Said yang juga merupakan Ketua Badan Anggaran (Banggar) DPR RI menjelaskan, Islam diturunkan kepada manusia di muka bumi bukan untuk membuat permusuhan. Justru kehadiran agama malah menuntun manusia untuk berbuat baik secara transendensi maupun antroposentri. “Untuk kesekian kalinya, kita dikejutkan dan diusik atas pengharaman fatwa. Saya menduga sang ustad kurang membaca riwayat syiar Islam para wali, khususnya Wali Songo di tanah Jawa,” kata Said. Karena, lanjut Said, Wali Songo menyebarkan Islam di tanah Jawa dengan lembut, menghargai eksistensi kebudayaan Jawa yang memang sudah matang. Politikus asal Madura itu mengatakan Jawa pra-Islam telah menjadi kebudayaan tinggi, banyak karya agung mulai Candi Borobudur dan Prambanan yang merupakan simbol kerukunan Hindu dan Budha. Said juga menjelaskan, saat Islam masuk ke Nusantara, khususnya Jawa, pada Abad XI Masehi melalui hubungan internasional di berbagai bidang; perdagangan, politik, kasusastraan, dll, para pembawa ajaran tidak serta merta mengabaikan berbagai kebudayaan tinggi yang tumbuh di Jawa. Bahkan, ketika Kerajaan Demak berdiri, sebagai kerajaan Islam pertama di Jawa, para wali menempatkan kebudayaan Jawa di tempat yang tinggi.
“Mereka tidak dengan mudah melarang petik laut, sedekah bumi, hingga berbagai kesenian seperti wayang,” kata Anggota Komisi XI DPR ini. Melalui berbagai kebudayaan itu, para wali meletakkan Islam dalam proses inkulturasi, memasukkan ketauhidan Islam melalui berbagai kebudayaan yang tumbuh di tengah-tengah masyarakat. Bahkan dengan kreatif, Sunan Kalijaga menciptakan berbagai tembang Jawa sebagai sarana mengenalkan Islam dengan lembut, agar mudah dipahami dan diterima di tanah Jawa. “Misalnya saja kita mengenal tembang tombo ati, lir ilir, turi putih, mampir ngombe, dll. Semuanya diterima dengan baik dan menjadi ruang dakwah kultural yang menyentuh hati,” ujar Said Abdullah. Bahkan Sunan Kalijogo menggunakan wayang kulit untuk mengenalkan Islam kepada masyarakat di Tuban dan sekitarnya. Jika wayang pra Islam tidak mengenal eksistensi Sang Hyang Tunggal, Sunan Kalijogo mengenalkan eksisten Sang Hyang Tunggal dalam kisah pewayangan. Islam menjadi mudah dipahami, tanpa harus mengganggu eksistensi liyan. Seiring bergulirnya waktu, Said juga berharap para pendakwah Islam di nusantara harusnya lebih bijak dan bajik. Meskipun disayangkan masih banyak pihak yang memahami Islam tanpa konteks. Bahkan cenderung menganggap pemahamannya paling benar. “Hal ini bisa membahayakan keberagaman di tengah berkembangnya media sosial. Khawatirnya bisa menjadi sarana kian memudahkan distribusi konten puritanisme Islam. Kita menginginkan Indonesia menjadi negeri yang Baldatun Toyyibatun Warrobbun Ghafur,” tuturnya.

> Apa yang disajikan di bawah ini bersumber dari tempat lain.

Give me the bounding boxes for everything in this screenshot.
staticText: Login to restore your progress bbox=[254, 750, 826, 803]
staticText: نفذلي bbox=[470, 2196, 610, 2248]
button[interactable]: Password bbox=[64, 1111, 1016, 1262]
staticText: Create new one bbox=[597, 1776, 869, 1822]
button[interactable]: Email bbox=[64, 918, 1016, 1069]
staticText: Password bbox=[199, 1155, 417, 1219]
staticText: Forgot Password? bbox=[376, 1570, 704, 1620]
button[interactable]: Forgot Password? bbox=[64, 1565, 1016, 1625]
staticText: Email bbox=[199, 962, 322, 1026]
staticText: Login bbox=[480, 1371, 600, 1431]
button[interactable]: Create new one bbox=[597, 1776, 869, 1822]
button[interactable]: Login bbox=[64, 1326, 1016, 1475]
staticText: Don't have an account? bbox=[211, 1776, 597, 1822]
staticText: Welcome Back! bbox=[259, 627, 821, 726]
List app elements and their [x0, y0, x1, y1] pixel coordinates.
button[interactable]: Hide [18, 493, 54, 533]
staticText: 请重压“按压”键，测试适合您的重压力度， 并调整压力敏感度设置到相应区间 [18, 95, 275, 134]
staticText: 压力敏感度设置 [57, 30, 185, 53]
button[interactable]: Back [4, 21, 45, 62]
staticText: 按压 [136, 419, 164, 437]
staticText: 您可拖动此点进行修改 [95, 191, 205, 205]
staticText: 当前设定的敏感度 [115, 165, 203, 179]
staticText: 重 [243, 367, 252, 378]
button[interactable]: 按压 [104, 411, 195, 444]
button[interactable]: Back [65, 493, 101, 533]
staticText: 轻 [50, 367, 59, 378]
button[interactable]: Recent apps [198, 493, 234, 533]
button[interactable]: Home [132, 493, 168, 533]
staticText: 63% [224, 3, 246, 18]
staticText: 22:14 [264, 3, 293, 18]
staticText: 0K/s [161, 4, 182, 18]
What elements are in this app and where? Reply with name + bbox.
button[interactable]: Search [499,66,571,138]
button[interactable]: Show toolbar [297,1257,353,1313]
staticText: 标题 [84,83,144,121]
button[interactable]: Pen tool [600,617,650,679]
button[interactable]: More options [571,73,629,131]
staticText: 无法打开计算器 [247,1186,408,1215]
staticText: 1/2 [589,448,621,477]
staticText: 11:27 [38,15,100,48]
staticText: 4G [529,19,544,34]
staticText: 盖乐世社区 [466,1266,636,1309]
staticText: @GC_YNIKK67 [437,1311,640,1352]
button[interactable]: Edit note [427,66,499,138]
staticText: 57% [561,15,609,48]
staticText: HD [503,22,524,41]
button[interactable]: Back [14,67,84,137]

Atas kenyataan yang kita hadapi berkali kali ini, Said Abdullah mengharapkan berbagai pihak untuk:
- Majelis Ulama Indonesia (MUI) terus melakukan pembianaan kedalam, agar para pendakwah Islam makin bijak dan bajik dalam menyebarkan Islam, khususnya melalui media sosial. Kita harapkan MUI bisa menghindarkan kedudukan sosial ustad, kiai, dan ulama dari berbagai pelanggaran hukum, khususnya tindakan intoleransi, dan terorisme.
- Mendorong Kementerian Agama, khususnya Direktorat Jenderal Agama Islam senantiasa melakukan penyempurnaan pendidikan Keislaman di semua jenjang. Sekaligus terus mengembangkan pendidikan keislaman yang wasathiyah, menghargai eksistensi liyan dengan beragam kulturalnya.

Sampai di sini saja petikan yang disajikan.